A photo made available 21 June 2014 of new Ukrainian President Petro Poroshenko (C) listening to the explanations of an officer while visiting a field base of the Ukrainian Army in the zone of anti-terrorist operation outside of the town of Izyum, Kharkiv Region, UkraineA photo made available 21 June 2014 of new Ukrainian President Petro Poroshenko (C) listening to the explanations of an officer while visiting a field base of the Ukrainian Army in the zone of anti-terrorist operation outside of the town of Izyum, Kharkiv Region, Ukraine, 20 June 2014. Ukrainian President Petro Poroshenko on 20 June declared a one-week, unilateral ceasefire to try and end the bloody conflict with pro-Russian insurgents in the country’s east. 

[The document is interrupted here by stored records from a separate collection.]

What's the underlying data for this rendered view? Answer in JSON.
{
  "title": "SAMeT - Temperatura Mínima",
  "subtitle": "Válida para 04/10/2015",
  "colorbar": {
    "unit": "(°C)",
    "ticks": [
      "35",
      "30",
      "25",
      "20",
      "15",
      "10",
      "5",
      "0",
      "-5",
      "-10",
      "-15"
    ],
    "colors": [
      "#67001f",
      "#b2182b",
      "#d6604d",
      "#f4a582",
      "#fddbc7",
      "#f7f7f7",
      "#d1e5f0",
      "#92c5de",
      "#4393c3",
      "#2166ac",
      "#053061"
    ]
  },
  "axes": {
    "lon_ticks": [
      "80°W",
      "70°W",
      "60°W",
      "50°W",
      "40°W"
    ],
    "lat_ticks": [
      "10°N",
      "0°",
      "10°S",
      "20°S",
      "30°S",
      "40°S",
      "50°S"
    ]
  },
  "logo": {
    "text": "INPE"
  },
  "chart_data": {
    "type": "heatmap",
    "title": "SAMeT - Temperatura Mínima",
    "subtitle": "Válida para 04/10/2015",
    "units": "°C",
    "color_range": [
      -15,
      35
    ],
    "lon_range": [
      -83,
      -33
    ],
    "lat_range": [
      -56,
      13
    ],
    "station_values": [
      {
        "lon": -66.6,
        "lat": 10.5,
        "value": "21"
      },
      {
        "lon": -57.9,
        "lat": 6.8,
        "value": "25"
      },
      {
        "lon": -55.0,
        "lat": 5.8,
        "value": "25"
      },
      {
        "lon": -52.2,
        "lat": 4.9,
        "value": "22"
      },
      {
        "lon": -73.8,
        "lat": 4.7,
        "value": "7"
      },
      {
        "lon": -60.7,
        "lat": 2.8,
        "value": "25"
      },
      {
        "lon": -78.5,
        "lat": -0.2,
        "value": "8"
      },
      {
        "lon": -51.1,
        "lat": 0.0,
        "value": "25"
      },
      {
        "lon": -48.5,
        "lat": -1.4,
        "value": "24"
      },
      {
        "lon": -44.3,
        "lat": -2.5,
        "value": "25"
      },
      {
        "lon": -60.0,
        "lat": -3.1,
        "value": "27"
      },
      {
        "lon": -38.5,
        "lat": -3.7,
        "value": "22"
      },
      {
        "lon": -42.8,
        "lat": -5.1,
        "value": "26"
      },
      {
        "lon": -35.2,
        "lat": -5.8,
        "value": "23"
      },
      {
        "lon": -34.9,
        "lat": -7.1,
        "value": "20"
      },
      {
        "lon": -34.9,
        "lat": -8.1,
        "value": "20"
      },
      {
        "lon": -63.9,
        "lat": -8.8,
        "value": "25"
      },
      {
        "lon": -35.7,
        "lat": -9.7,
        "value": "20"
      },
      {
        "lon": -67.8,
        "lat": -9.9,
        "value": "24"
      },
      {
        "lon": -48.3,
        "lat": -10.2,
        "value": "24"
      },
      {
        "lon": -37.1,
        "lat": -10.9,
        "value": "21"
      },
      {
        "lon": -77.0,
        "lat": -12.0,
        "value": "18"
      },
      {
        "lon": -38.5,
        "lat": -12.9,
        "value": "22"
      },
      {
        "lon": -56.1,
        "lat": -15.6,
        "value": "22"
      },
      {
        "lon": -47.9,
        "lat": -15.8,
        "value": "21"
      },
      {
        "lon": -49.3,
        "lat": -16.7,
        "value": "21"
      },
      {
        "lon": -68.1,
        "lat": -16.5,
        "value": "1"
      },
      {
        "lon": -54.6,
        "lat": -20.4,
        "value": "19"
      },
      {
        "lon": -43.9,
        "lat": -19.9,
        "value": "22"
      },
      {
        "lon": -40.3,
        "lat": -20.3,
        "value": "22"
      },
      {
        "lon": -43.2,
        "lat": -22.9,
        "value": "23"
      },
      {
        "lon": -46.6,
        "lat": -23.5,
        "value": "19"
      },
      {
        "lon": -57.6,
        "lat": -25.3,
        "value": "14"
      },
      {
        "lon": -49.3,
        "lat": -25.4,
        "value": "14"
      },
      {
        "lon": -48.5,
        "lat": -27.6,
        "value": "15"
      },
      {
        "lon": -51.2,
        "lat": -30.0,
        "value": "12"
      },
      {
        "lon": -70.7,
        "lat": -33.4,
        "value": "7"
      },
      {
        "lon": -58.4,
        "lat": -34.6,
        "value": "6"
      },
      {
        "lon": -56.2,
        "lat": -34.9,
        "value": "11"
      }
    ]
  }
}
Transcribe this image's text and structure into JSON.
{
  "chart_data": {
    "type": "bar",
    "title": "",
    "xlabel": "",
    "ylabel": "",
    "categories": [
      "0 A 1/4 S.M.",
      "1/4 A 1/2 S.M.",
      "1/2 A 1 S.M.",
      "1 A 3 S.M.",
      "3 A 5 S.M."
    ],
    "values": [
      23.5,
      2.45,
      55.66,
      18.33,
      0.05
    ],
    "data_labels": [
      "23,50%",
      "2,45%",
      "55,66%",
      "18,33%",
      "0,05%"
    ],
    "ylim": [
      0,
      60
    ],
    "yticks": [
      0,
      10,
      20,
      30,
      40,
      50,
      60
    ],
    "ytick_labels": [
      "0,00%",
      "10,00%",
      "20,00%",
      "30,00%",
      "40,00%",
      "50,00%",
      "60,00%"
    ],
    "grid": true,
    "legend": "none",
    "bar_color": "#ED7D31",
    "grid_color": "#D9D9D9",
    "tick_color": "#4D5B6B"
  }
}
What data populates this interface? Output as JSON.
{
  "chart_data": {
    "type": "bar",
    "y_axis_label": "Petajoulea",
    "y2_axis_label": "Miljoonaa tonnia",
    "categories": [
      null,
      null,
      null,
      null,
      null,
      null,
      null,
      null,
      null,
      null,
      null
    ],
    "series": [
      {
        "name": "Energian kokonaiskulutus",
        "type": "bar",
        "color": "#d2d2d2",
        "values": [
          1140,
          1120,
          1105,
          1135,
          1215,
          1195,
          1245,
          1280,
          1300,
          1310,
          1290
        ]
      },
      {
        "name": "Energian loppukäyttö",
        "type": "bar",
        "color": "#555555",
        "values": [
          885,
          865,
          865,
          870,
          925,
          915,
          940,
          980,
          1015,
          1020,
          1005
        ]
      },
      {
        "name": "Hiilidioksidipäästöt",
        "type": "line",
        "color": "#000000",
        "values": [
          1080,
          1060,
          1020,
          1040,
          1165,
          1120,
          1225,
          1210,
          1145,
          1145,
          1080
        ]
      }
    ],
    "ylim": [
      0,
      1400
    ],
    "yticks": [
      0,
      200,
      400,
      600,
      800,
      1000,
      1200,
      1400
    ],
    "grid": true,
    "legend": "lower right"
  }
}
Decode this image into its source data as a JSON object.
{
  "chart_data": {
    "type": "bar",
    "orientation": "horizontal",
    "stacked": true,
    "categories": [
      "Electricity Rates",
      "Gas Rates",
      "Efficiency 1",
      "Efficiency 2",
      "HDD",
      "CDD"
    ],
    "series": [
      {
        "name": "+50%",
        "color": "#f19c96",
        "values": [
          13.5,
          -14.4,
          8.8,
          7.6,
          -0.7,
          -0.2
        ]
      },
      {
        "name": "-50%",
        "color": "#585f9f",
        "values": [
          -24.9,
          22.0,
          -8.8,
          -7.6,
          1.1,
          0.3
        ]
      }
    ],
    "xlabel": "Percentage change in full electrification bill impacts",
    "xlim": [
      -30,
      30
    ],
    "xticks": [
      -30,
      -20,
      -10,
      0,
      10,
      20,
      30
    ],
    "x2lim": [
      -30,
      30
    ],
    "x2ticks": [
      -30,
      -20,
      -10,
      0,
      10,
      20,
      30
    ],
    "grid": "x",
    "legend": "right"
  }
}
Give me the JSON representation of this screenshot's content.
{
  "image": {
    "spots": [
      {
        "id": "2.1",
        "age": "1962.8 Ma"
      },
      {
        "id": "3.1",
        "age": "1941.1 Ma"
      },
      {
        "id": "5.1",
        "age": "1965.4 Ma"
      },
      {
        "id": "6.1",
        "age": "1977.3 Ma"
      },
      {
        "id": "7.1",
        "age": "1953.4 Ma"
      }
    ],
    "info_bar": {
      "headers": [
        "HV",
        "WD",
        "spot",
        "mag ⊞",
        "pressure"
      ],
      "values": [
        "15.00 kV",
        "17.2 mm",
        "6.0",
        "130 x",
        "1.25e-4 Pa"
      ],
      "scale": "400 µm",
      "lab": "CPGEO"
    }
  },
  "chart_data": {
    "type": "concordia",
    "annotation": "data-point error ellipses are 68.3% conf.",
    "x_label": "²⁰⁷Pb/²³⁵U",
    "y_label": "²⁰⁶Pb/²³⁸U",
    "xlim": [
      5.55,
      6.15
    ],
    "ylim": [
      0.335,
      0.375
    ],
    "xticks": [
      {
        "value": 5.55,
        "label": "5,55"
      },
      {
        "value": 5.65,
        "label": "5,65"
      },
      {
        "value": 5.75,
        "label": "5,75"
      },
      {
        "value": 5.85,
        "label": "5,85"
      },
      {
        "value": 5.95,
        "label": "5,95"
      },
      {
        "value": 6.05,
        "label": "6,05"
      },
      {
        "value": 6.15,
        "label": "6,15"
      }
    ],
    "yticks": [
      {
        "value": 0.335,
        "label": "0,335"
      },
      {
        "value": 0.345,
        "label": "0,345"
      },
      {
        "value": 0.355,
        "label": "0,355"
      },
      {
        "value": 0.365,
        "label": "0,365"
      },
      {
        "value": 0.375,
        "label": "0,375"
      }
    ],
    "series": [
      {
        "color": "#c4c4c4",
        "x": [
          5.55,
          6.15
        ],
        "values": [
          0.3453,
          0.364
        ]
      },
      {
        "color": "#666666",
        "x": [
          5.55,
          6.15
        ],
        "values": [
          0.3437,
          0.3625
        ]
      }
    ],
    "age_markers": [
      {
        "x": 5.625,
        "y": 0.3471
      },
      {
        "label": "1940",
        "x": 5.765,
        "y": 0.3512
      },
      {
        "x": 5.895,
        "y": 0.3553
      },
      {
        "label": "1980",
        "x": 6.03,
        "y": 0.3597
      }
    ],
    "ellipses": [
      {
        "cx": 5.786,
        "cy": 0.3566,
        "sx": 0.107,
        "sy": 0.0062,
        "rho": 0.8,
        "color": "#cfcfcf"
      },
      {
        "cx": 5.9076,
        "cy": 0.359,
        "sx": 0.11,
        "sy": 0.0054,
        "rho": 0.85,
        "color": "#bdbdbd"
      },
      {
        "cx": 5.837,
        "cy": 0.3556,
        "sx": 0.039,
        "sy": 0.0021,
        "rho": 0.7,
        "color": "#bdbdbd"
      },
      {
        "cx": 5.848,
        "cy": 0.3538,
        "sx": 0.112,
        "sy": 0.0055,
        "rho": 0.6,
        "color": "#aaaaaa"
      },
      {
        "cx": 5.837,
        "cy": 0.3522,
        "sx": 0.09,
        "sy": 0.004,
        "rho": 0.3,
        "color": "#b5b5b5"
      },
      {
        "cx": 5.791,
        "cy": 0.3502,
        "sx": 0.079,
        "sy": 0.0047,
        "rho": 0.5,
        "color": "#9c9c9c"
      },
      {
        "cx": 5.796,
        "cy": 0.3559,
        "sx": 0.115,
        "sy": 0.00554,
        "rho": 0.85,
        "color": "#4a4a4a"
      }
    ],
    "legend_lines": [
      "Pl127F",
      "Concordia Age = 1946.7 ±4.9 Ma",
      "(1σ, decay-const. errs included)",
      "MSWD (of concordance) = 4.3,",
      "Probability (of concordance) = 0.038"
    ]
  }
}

Moscow blasted the peace initiative from Kiev, saying it looked more like an ultimatum to the insurgents.

“A primary analysis shows that this is not an invitation to peace and talks, but an ultimatum to Ukraine’s southeastern militia to lay down arms,” said the Kremlin press service.

“It lacks a key element – a proposal to start talks,” it said.

Kiev’s ceasefire call came as a Russian checkpoint building was reportedly destroyed by a mortar and a customs official was wounded near the Russia-Ukraine border.

Russia put the blame on Ukrainian government forces and its foreign ministry demanded “a decisive protest in relation to this aggressive act”.

“The Russian side is waiting for an explanation and an apology in connection with this,” said the Kremlin press service.

Ukraine denied the charge, with the defence ministry saying it had not fired heavy weapons near the border.

Rebel leaders also rejected the proposals.

“No one will lay down their arms until there is a full troop withdrawal from our land,” said Valeriy Bolotov, head of the self-proclaimed Lugansk People’s Republic.

His hesitancy was not unfounded, with Poroshenko stressing the ceasefire “does not mean that we will not fight back against aggression toward our troops”.


The United States and the EU welcomed the ceasefire.

“We commend President Poroshenko for his efforts and call on all sides to seize this long-sought opportunity to reverse the trend of an ever worsening security and humanitarian situation in eastern Ukraine,” the European External Action Service (EEAS) said in a statement.

Meanwhile, the U.S. on Friday imposed sanctions on several pro-Russian separatist leaders in Ukraine for their role in threatening the territorial integrity of Ukraine, freezing their assets within U.S. jurisdiction.

The individuals blacklisted are mostly separatist leaders or officials in eastern and southern regions of Ukraine.

“Should Russia fail to take immediate concrete steps to de-escalate the situation in eastern Ukraine, the U.S. and the European Union will coordinate additional steps to impose costs on Russia,” the White House said in a statement.

The sanctions came as the U.S. renewed accusations that Russia was providing the separatists with tanks and heavy weaponry and had redeployed “significant” military forces near the border.

“This is the closest Russian troops have come to the Ukraine territory since their invasion of Crimea,” State Department spokeswoman Jen Psaki told Friday’s press briefing, citing U.S. intelligence.

Moscow, meanwhile, said the military build-up near Ukraine was to shore up the leaky frontier, which it said displaced people were fleeing to Russia.


In a move to halt the violence that has raged in eastern Ukraine since early April, Poroshenko’s 15-step peace plan offers an amnesty to rebels who have not committed “serious crimes” as part of concessions to insurgents, and promised power decentralisation in the country.

It includes a provision for enhancing the status of the Russian language across the country and provides security guarantee to all people regardless of political beliefs.

The Ukrainian government started its military operations against insurgents in mid-April in an attempt to retake control of cities and towns seized by the armed activists, who declared independence from Kiev and called for union with Russia.

Ukraine has said the separatist unrest has been fomented by Moscow and that separatist rebels had been supported and armed by volunteer fighters from Russia, a charge denied by the Kremlin.

More than 260 people have died in clashes between government troops and rebels so far.